The other students are less fervent in their embrace of the suburban year zero: Jack Hassenpflug (a somewhat askew Frank Wood) is a World War II veteran who uses the class therapeutically, as a way to discuss long suppressed memories of combat. Midge Braverman (a very funny Julie Halston) recalls the radicalism she and her husband abandoned before joining the Levittown revolution. A crossover character from Greenberg's last play, Our Mother's Brief Affair, Anna Cantor (a guarded Maddie Corman) flimsily disguises her domestic problems in a showoff essay about a family trip to Europe.
Most mysterious is Joan Dellamond (Elizabeth Reaser), a recluse who retreated into her cookie cutter house one day and didn't emerge for seven years. Monk-like, she spent that time reading great literature, which has given her a keen sense of the power of the written word. The other students look forward to the class for her shocking prose far more than Aaron's nonexistent instruction.
With a breathy delivery that suggests a world-weary Southern belle, Reaser portrays a desperate housewife who has decided to play the role of Long Island femme fatale. She disarms Aaron with her perceptive observations about his unfulfilled life in an attempt to lead him into temptation.
Sporting a messy crop of salt-and-pepper hair, Radnor looks and sounds like a middle-aged writer-cum-teacher: His disdain for his students and their lifestyle is barely sheathed out of financial prudence: "Look hard at your lives and I'm sure you'll find something grotesque to write about," he shouts when they complain of his lack of a prompt. He then quickly pulls back from the brink.

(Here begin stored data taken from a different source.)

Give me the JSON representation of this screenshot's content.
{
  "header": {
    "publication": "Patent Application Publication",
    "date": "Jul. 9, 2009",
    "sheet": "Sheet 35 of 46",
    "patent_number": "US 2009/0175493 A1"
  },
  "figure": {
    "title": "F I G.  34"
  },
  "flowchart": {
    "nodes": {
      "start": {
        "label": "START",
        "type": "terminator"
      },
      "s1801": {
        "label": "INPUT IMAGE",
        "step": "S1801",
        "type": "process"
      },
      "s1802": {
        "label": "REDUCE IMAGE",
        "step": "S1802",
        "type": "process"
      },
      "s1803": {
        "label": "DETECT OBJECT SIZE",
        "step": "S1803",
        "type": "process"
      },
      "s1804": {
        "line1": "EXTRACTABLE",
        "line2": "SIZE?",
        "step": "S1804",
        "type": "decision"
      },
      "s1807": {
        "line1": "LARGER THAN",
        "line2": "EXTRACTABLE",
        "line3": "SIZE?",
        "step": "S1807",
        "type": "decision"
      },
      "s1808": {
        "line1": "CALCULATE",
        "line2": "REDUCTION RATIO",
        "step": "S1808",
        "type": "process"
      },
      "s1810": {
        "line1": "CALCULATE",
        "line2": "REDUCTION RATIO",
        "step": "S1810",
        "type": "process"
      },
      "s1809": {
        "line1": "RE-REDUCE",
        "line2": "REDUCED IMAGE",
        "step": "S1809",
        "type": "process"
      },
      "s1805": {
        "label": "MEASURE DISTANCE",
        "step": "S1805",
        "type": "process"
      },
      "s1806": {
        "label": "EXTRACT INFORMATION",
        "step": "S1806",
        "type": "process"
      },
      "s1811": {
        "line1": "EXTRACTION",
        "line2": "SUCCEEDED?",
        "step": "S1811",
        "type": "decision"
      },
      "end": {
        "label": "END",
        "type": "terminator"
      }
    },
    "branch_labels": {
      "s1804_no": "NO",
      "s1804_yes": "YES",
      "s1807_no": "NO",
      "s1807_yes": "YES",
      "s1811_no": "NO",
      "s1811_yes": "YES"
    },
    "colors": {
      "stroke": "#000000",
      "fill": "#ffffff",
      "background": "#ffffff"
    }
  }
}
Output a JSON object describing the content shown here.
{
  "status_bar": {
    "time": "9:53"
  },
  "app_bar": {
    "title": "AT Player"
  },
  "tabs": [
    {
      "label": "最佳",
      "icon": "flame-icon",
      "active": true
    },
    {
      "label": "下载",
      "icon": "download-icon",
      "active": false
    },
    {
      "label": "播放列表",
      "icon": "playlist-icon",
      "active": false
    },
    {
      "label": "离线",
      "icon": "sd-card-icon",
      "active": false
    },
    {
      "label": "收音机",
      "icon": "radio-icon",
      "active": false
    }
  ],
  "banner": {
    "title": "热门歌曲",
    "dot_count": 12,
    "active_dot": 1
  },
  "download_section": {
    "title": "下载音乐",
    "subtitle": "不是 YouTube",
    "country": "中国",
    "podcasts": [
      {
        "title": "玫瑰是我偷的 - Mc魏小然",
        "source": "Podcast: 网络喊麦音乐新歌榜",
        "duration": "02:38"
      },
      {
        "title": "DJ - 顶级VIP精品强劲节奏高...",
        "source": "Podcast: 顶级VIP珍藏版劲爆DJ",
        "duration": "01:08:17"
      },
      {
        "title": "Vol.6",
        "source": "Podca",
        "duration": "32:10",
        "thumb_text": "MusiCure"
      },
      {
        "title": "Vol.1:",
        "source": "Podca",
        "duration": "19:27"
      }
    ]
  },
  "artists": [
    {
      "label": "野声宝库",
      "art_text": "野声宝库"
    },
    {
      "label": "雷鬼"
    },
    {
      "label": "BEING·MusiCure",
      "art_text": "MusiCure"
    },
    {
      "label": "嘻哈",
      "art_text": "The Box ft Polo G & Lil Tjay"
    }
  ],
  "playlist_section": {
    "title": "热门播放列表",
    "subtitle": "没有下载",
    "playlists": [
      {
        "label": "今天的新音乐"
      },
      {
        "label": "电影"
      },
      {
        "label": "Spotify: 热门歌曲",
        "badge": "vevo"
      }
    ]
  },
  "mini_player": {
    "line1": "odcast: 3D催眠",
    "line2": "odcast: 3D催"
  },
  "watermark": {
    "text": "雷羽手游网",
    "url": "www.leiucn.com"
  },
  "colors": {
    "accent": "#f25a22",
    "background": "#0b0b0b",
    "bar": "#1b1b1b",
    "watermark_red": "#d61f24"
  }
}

Director Terry Kinney crafts these potentially explosive moments with care and restraint, allowing the tension in the room to build slowly and surely until we are fully invested. Richard Hoover's hardwood set is an unassuming backdrop for social combustion: Black and white presidential portraits stare out over a neat row of desks. David Weiner's atmospheric lighting shines through large upstage windows, which frame a beautiful snowfall during a blizzard. The institutional lighting of the classroom dims to something more intimate and focused when the students read their work: It takes us to another place as the other actors seamlessly jump into new roles within these stories, helping us to get to know the specific circumstances around their lives, all of which are dynamic, layered, and incredibly real.
Greenberg is a playwright who obviously loves his characters, so much so that he gives the play a 20-minute epilogue that traces each of the students over the following 50 years. The endings are surprising, delightful, and mostly happy, which somewhat undermines the stakes of the central story. The moment the class ends has the potential to seem irreconcilably sad, especially for Joan. But then life goes on, as it often does. Greenberg sacrifices the tragedy of the moment for the comedy of the long perspective — and we are grateful to him for it.